Понимая, что он сейчас вот-вот чуть не кончил, терпеливо ждал. Наконец он выдохнул и, повернув меня к себе, жадно поцеловал и спросил, заглядывая в мои глаза:
— Видишь, что ты со мной творишь?! Я люблю тебя, люблю тебя такого красивого, стройного, доброго и упрямого. Ты бесстрашный и в тоже время такой хрупкий. Тебя хочется защищать, тобой хочется дышать. Антон!!! Тобой хочется жить, каждый день вдыхать твоего счастья. Твоими глазами хочется смотреть на этот мир.
Мы целовались, наверное, вечность, сердце радостно стучало, билось за каждое его слово. Почему я не чувствовал это с другими женщинами, которых у меня было очень много? Почему именно ему я поверил? Не знаю, но дальше я окунулся с головой в водоворот чувственных прикосновений и жадно познавал и его тело. Всё было словно внове. Неужели поцелуй может принести столько радости и счастья? А ещё это не пошлое желание обладать, но и быть под ним!!! Почему я спокойно развожу свои ноги для него? Почему я сам не хочу накрыть его тело? Наверное, хочу… но сейчас мне так уютно, тепло и, наверное, защищенно быть под ним.

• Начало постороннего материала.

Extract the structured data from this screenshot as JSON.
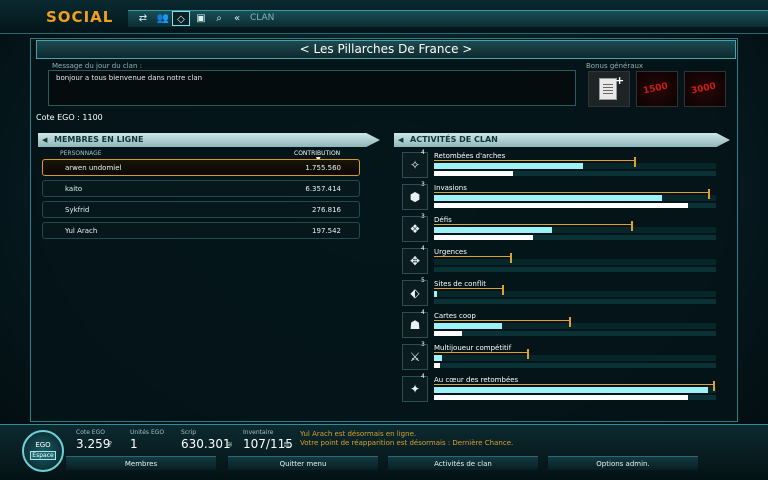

Это ощущении силы, добра и любви от него накрывало меня своим щитом и заслоняло от всех бед и того бреда, в котором я находился. Мы игрались словно юнцы, познавая свои тела заново вновь и вновь, пока моя задница не онемела от его ударов в меня и не стала болезненно пощипывать не только внутри, но и снаружи. Я взмолился:
— Жееееень, не могу больше.
Он, что-то просипев, кончил в меня и, накрыв меня своим телом полностью, прошептал:
— Завтра будем всё утро отсыпаться, наверное, ты согласен?
Мычу согласно и, поворачиваясь к нему, замираю. На меня смотрит Князь, слезы страха, обиды и неверия помимо моей воли накатывают, а я молчаливо начинаю бороться с ним. Он крепко держит меня в своих железных объятиях, а я все равно тяну свои руки от него и егожу всем телом под ним.
— Ты отдался мне сам, по своей воле… так почему ты убегаешь? — спрашивает он меня.
Мотаю резко из стороны в сторону головой и не могу ничего сказать от рыданий, что охватили, казалось, все мое тело и сейчас волной двигались во мне. Отлив-прилив, всхлип, отлив-прилив, всхлип.
— Антох… успокойся, я всегда был рядом с тобой в этой человеческой оболочке. Но судьбе было угодно забрать тебя у меня под защиту ангелов. Они защищали тебя, а твой отец, один из высших демонов, не смог забыть твою мать, пошел даже на смерть, чтобы жить с вами. И поверь, он тоже защищал тебя, как мог, от моего обольщения. Он пошел на всё, чтобы быть с вами, и я завидую, что он был рядом с тобой, ведь я тоже полюбил тебя всей душой, едва увидел.
Молча смотрю на него и, обреченно замерев, спрашиваю:
— Я ничего не понимаю… в голове…
Тот, положив мне на губы палец, прошептал:
— Тогда я расскажу тебе всё сначала. Слушай и спрашивай, если что-то будет непонятно.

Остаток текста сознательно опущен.